Unbeknownst to me, the paper was considering terminating the Dep, and his somewhat idiotic remark turned out to be the deciding factor. The next day he was no long working at the paper.

Also unbeknownst to me, he was the person who heard on the grapevine that there was an opening for a sports editor at the Daily News, and told his buddy Buddy about it. So Buddy placed the blame for his firing squarely on me, which is probably where it deserved to be. When I arrived at work a day later, I was summoned to his office.

He gave me two choices. I could resign, or I could be transferred to another department. Because it was a unionized paper, at least for editorial peons such as myself, I couldn't be fired without cause, or else he'd have fired me on the spot. I opted for the transfer, and the next day I was on the paper's features desk.

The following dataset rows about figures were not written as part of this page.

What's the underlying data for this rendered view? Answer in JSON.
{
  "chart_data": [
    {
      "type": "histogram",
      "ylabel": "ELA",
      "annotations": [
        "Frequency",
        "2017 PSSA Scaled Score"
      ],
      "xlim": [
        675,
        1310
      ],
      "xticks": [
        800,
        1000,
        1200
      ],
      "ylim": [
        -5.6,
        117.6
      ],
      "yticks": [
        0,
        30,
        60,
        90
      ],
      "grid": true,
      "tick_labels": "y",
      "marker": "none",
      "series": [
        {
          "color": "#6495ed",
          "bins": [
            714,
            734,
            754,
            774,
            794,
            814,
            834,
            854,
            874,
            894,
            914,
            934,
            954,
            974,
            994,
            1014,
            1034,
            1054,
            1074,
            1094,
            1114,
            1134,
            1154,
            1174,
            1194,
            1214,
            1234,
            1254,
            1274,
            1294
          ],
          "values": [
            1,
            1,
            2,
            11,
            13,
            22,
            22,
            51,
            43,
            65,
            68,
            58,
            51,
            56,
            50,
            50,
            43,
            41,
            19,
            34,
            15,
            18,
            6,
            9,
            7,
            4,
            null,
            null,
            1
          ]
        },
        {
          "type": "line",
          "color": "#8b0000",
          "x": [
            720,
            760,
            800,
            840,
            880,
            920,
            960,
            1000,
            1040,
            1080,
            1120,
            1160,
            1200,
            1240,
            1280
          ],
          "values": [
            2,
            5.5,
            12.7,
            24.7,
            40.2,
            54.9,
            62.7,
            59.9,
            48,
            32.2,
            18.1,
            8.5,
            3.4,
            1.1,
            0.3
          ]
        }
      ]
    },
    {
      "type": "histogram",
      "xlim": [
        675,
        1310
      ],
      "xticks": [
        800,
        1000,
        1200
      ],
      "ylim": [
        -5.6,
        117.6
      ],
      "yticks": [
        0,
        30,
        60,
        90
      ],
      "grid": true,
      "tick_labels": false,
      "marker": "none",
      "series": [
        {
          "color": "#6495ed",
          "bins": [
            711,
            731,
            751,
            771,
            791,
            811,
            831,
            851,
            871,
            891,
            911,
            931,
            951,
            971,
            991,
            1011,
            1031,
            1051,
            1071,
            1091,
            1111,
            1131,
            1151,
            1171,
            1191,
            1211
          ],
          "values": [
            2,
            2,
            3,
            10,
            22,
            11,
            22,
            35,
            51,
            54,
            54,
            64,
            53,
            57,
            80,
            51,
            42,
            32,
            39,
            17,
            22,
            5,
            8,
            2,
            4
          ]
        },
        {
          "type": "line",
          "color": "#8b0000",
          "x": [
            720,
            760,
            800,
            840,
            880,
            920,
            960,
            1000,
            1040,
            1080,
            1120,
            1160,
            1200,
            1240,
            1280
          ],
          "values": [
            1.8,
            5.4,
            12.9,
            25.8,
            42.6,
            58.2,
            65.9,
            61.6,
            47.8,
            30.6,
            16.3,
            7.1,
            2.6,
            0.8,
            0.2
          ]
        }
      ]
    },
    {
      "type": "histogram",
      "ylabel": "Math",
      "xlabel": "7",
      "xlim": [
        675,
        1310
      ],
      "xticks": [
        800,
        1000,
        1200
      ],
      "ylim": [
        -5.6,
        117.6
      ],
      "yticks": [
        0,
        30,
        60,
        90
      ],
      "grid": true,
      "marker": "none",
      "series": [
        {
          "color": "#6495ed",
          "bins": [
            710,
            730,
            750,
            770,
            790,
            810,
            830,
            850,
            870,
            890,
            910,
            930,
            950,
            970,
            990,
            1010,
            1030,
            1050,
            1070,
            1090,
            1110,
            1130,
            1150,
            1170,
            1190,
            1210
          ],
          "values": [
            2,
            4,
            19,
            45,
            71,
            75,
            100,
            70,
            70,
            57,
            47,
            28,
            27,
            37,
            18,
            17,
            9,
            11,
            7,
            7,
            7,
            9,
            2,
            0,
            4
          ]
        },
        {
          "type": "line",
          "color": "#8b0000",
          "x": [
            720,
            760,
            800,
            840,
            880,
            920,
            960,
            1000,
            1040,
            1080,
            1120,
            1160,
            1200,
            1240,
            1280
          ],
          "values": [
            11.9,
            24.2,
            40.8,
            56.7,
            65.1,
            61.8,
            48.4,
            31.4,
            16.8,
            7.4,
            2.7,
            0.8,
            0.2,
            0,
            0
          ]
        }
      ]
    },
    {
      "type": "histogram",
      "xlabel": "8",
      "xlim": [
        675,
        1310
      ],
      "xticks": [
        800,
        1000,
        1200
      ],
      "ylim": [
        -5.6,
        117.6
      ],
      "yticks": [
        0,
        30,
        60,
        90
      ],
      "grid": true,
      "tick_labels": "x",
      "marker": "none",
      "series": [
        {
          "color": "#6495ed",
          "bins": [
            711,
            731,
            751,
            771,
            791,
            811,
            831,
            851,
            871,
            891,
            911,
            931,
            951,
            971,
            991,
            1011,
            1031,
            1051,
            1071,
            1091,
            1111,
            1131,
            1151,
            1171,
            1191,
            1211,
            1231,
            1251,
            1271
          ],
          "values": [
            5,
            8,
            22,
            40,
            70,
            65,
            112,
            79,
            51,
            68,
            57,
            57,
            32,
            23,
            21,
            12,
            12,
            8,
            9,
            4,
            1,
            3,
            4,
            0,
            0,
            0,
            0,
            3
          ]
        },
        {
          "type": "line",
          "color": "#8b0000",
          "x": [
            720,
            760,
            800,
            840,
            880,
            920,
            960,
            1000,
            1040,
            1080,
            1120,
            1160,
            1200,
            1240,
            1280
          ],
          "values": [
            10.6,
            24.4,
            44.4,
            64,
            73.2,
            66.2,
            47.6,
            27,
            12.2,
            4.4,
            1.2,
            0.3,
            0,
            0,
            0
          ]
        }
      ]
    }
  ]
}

I don't read the Daily News very often, maybe once every two weeks, it's a crapshoot with my favorite waitress Ella at the Plaza 46 Diner, I have breakfast at the counter there maybe four times a week and she'll slip one of three papers next to my plate depending on which papers earlier customers left behind, the papers being the Daily News, the New York Post and the Bergen Record. But still, 25 years after the demise of the Daily News Tonight, the Chisox and Bosox still work their way into the Daily News, only now it's on the inside pages since the "YANKEES WHIP BOSOX" headlines have long given way to gigantic white-on-black graphics like "A-ROID" and "JOBA RULES."